Hi everyone.
i am a little over the 4 week mark after my vestibulectomy. I noticed at exactly week 3 i stopped taking my pain meds and i was able to leave the house without realizing i was getting better. I can now say that the burning i had for 4 years is officially gone.
I should be extatic right?
It still hasnt hit me yet, and everyone around me cant understand that. I have to tell my brain that my burning isnt there and i can now do the things i dreaded or couldnt do before (walk to the store, leave the house, etc) it just feels like a huge relief. I even have no more burning when i pee. Yes it someimtes stings because my stitches are still in but today after i peed in the afternoon i literally felt NOTHING and i said HOLY SHIT!
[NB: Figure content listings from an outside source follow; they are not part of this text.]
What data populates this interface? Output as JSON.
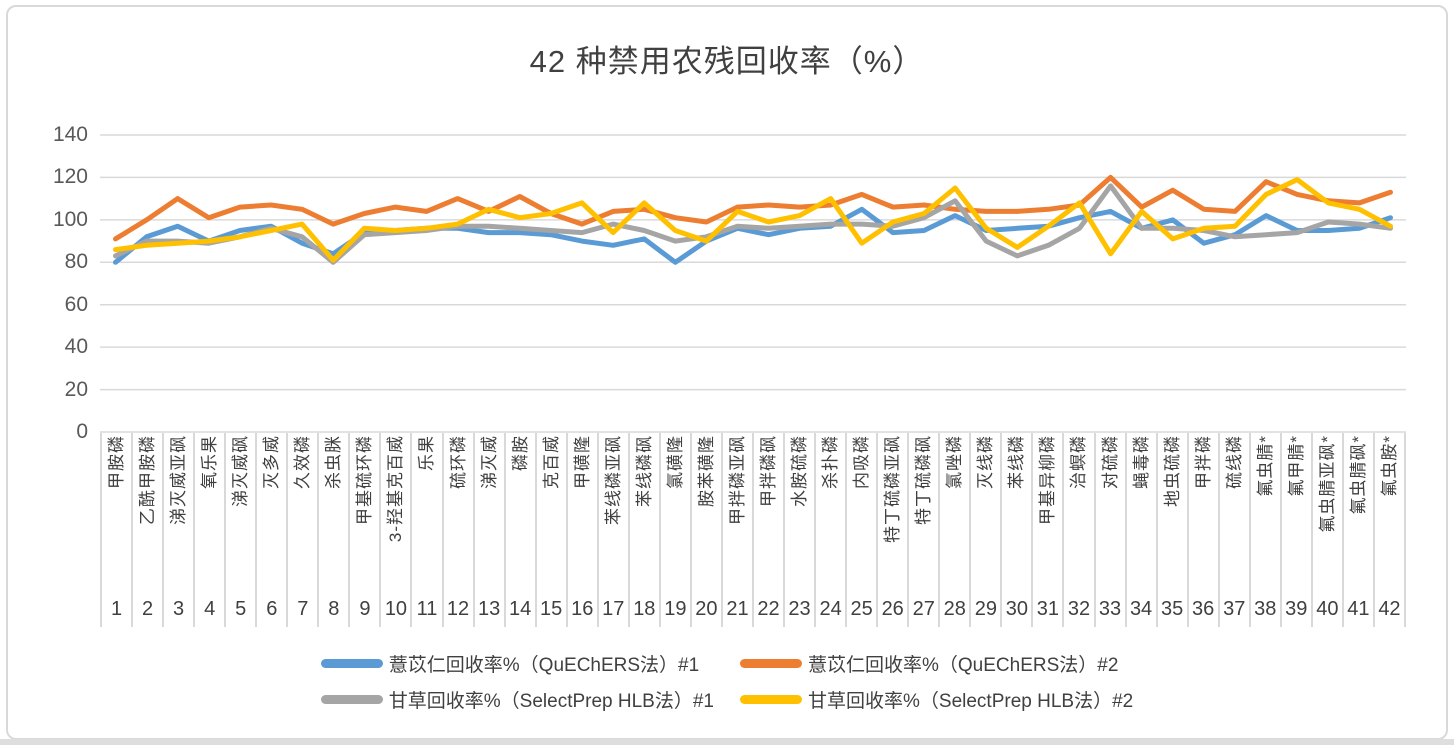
{
  "chart_data": {
    "type": "line",
    "title": "42 种禁用农残回收率（%）",
    "xlabel": "",
    "ylabel": "",
    "ylim": [
      0,
      140
    ],
    "yticks": [
      0,
      20,
      40,
      60,
      80,
      100,
      120,
      140
    ],
    "grid": true,
    "legend_position": "bottom",
    "colors": {
      "grid": "#D9D9D9",
      "axis_text": "#595959",
      "label_text": "#404040",
      "border": "#D9D9D9",
      "background": "#FFFFFF"
    },
    "categories": [
      "甲胺磷",
      "乙酰甲胺磷",
      "涕灭威亚砜",
      "氧乐果",
      "涕灭威砜",
      "灭多威",
      "久效磷",
      "杀虫脒",
      "甲基硫环磷",
      "3-羟基克百威",
      "乐果",
      "硫环磷",
      "涕灭威",
      "磷胺",
      "克百威",
      "甲磺隆",
      "苯线磷亚砜",
      "苯线磷砜",
      "氯磺隆",
      "胺苯磺隆",
      "甲拌磷亚砜",
      "甲拌磷砜",
      "水胺硫磷",
      "杀扑磷",
      "内吸磷",
      "特丁硫磷亚砜",
      "特丁硫磷砜",
      "氯唑磷",
      "灭线磷",
      "苯线磷",
      "甲基异柳磷",
      "治螟磷",
      "对硫磷",
      "蝇毒磷",
      "地虫硫磷",
      "甲拌磷",
      "硫线磷",
      "氟虫腈*",
      "氟甲腈*",
      "氟虫腈亚砜*",
      "氟虫腈砜*",
      "氟虫胺*"
    ],
    "category_numbers": [
      "1",
      "2",
      "3",
      "4",
      "5",
      "6",
      "7",
      "8",
      "9",
      "10",
      "11",
      "12",
      "13",
      "14",
      "15",
      "16",
      "17",
      "18",
      "19",
      "20",
      "21",
      "22",
      "23",
      "24",
      "25",
      "26",
      "27",
      "28",
      "29",
      "30",
      "31",
      "32",
      "33",
      "34",
      "35",
      "36",
      "37",
      "38",
      "39",
      "40",
      "41",
      "42"
    ],
    "series": [
      {
        "name": "薏苡仁回收率%（QuEChERS法）#1",
        "color": "#5B9BD5",
        "values": [
          80,
          92,
          97,
          90,
          95,
          97,
          89,
          84,
          94,
          95,
          96,
          96,
          94,
          94,
          93,
          90,
          88,
          91,
          80,
          90,
          96,
          93,
          96,
          97,
          105,
          94,
          95,
          102,
          95,
          96,
          97,
          101,
          104,
          96,
          100,
          89,
          93,
          102,
          95,
          95,
          96,
          101
        ]
      },
      {
        "name": "薏苡仁回收率%（QuEChERS法）#2",
        "color": "#ED7D31",
        "values": [
          91,
          100,
          110,
          101,
          106,
          107,
          105,
          98,
          103,
          106,
          104,
          110,
          104,
          111,
          103,
          98,
          104,
          105,
          101,
          99,
          106,
          107,
          106,
          107,
          112,
          106,
          107,
          105,
          104,
          104,
          105,
          107,
          120,
          106,
          114,
          105,
          104,
          118,
          112,
          109,
          108,
          113
        ]
      },
      {
        "name": "甘草回收率%（SelectPrep HLB法）#1",
        "color": "#A5A5A5",
        "values": [
          83,
          90,
          90,
          89,
          92,
          96,
          92,
          80,
          93,
          94,
          95,
          97,
          97,
          96,
          95,
          94,
          98,
          95,
          90,
          92,
          97,
          96,
          97,
          98,
          98,
          97,
          101,
          109,
          90,
          83,
          88,
          96,
          116,
          96,
          96,
          95,
          92,
          93,
          94,
          99,
          98,
          96
        ]
      },
      {
        "name": "甘草回收率%（SelectPrep HLB法）#2",
        "color": "#FFC000",
        "values": [
          86,
          88,
          89,
          90,
          92,
          95,
          98,
          81,
          96,
          95,
          96,
          98,
          105,
          101,
          103,
          108,
          94,
          108,
          95,
          90,
          104,
          99,
          102,
          110,
          89,
          99,
          103,
          115,
          96,
          87,
          97,
          108,
          84,
          104,
          91,
          96,
          97,
          112,
          119,
          108,
          105,
          97
        ]
      }
    ]
  }
}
I am going to admit i do feel like i have a black cloud over me. Its due to the fact that someone who was dear to my heart is no longer here...and she helped me for 3 years (my therapist.) She pased several months ago without any warning and i just ask god why i cant just tell her the good news. She helped me day and night through the blood sweat and tears. i miss her so much my heart hurts.
She hugged me after our last session and i thought about it after like ok she never really does..and then i realize its because she knew she would never see me again.
I just wish i could hug her and tell her the good news. She was like a mother to me. She filled a huge hole in my heart and now shes gone.